Quand on exécuta l’homme venu libérer les esclaves

John Brown est un activiste anti-esclavagiste américain qui fut l’un des principaux acteurs du mouvement abolitionniste américain dans les années 1850, au moment où le débat sur la question devient plus virulent que jamais. Il est connu pour ses actions violentes qui, dans le contexte d’une forte opposition juridique entre le camp abolitionniste, soutenu par les Etats du Nord, et le camp pro-esclavagiste, soutenu par les Etats du Sud, contribuèrent à alimenter les tensions politiques sur l’esclavage.

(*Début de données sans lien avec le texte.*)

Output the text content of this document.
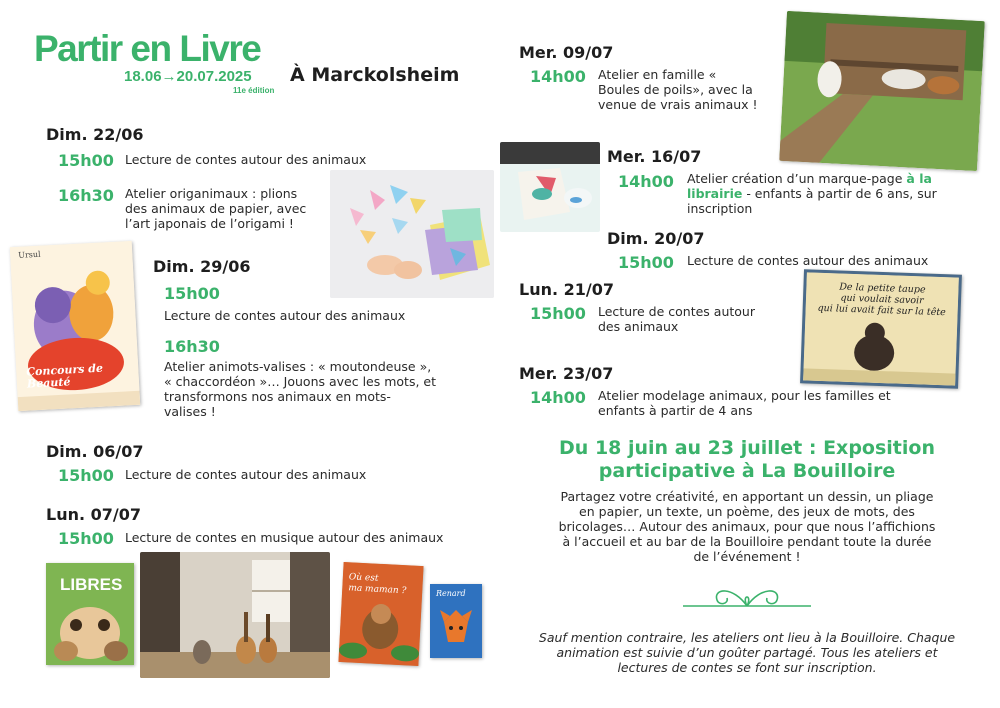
Partir en Livre
18.06→20.07.2025
11e édition
À Marckolsheim
Dim. 22/06
15h00 Lecture de contes autour des animaux
16h30 Atelier origanimaux : plions
des animaux de papier, avec
l’art japonais de l’origami !
Ursul
Concours de Beauté
Dim. 29/06
15h00
Lecture de contes autour des animaux
16h30
Atelier animots-valises : « moutondeuse »,
« chaccordéon »… Jouons avec les mots, et
transformons nos animaux en mots-
valises !
Dim. 06/07
15h00 Lecture de contes autour des animaux
Lun. 07/07
15h00 Lecture de contes en musique autour des animaux
LIBRES	Où est
ma maman ?	Renard
Mer. 09/07
14h00 Atelier en famille «
Boules de poils», avec la
venue de vrais animaux !
Mer. 16/07
14h00 Atelier création d’un marque-page à la
librairie - enfants à partir de 6 ans, sur
inscription
Dim. 20/07
15h00 Lecture de contes autour des animaux
Lun. 21/07
15h00 Lecture de contes autour
des animaux
De la petite taupe
qui voulait savoir
qui lui avait fait sur la tête
Mer. 23/07
14h00 Atelier modelage animaux, pour les familles et
enfants à partir de 4 ans
Du 18 juin au 23 juillet : Exposition
participative à La Bouilloire
Partagez votre créativité, en apportant un dessin, un pliage
en papier, un texte, un poème, des jeux de mots, des
bricolages… Autour des animaux, pour que nous l’affichions
à l’accueil et au bar de la Bouilloire pendant toute la durée
de l’événement !
Sauf mention contraire, les ateliers ont lieu à la Bouilloire. Chaque
animation est suivie d’un goûter partagé. Tous les ateliers et
lectures de contes se font sur inscription.
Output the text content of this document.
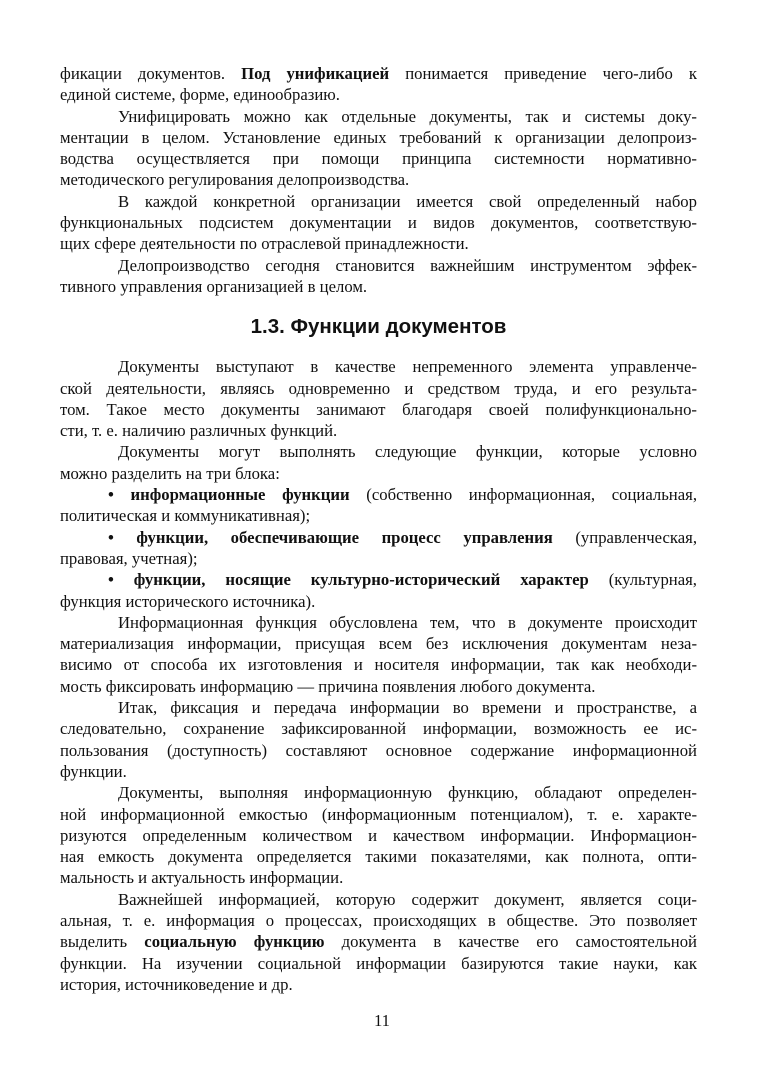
фикации документов. Под унификацией понимается приведение чего-либо к
единой системе, форме, единообразию.
Унифицировать можно как отдельные документы, так и системы доку-
ментации в целом. Установление единых требований к организации делопроиз-
водства осуществляется при помощи принципа системности нормативно-
методического регулирования делопроизводства.
В каждой конкретной организации имеется свой определенный набор
функциональных подсистем документации и видов документов, соответствую-
щих сфере деятельности по отраслевой принадлежности.
Делопроизводство сегодня становится важнейшим инструментом эффек-
тивного управления организацией в целом.
1.3. Функции документов
Документы выступают в качестве непременного элемента управленче-
ской деятельности, являясь одновременно и средством труда, и его результа-
том. Такое место документы занимают благодаря своей полифункциональнo-
сти, т. е. наличию различных функций.
Документы могут выполнять следующие функции, которые условно
можно разделить на три блока:
• информационные функции (собственно информационная, социальная,
политическая и коммуникативная);
• функции, обеспечивающие процесс управления (управленческая,
правовая, учетная);
• функции, носящие культурно-исторический характер (культурная,
функция исторического источника).
Информационная функция обусловлена тем, что в документе происходит
материализация информации, присущая всем без исключения документам неза-
висимо от способа их изготовления и носителя информации, так как необходи-
мость фиксировать информацию — причина появления любого документа.
Итак, фиксация и передача информации во времени и пространстве, а
следовательно, сохранение зафиксированной информации, возможность ее ис-
пользования (доступность) составляют основное содержание информационной
функции.
Документы, выполняя информационную функцию, обладают определен-
ной информационной емкостью (информационным потенциалом), т. е. характе-
ризуются определенным количеством и качеством информации. Информацион-
ная емкость документа определяется такими показателями, как полнота, опти-
мальность и актуальность информации.
Важнейшей информацией, которую содержит документ, является соци-
альная, т. е. информация о процессах, происходящих в обществе. Это позволяет
выделить социальную функцию документа в качестве его самостоятельной
функции. На изучении социальной информации базируются такие науки, как
история, источниковедение и др.
11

L’esclavage était pratiqué aux  Etats-Unis dès l’installation des premiers colons européens au  XVIIème siècle, mais il fut interdit dans les Etats du Nord dès 1787. En 1808, la traite négrière, c’est-à-dire le commerce d’esclaves en provenance des autres continents, fut interdite sur tout le territoire américain, en revanche l’esclavage en tant que tel continuait à être pratiqué dans les Etats du Sud, et ce malgré l’exemple montré par l’Angleterre qui l’abolit totalement en 1833.  Au contraire, l’invention de la machine à égrener le coton en 1793, faisant bientôt de l’industrie du coton un marché florissant nécessitant de grandes quantités de main d’œuvre dans les plantations, contribua à faire de l’esclavage un enjeu économique très important aux Etats-Unis et à cristalliser les tensions sur le sujet.

Eyre Crowe (1824–1910) , Slaves waiting for sale (Esclaves attendant la vente), 1861, Heinz History Center Collections.
Eyre Crowe (1824–1910) , Slaves waiting for sale (Esclaves attendant la vente), 1861, Heinz History Center Collections.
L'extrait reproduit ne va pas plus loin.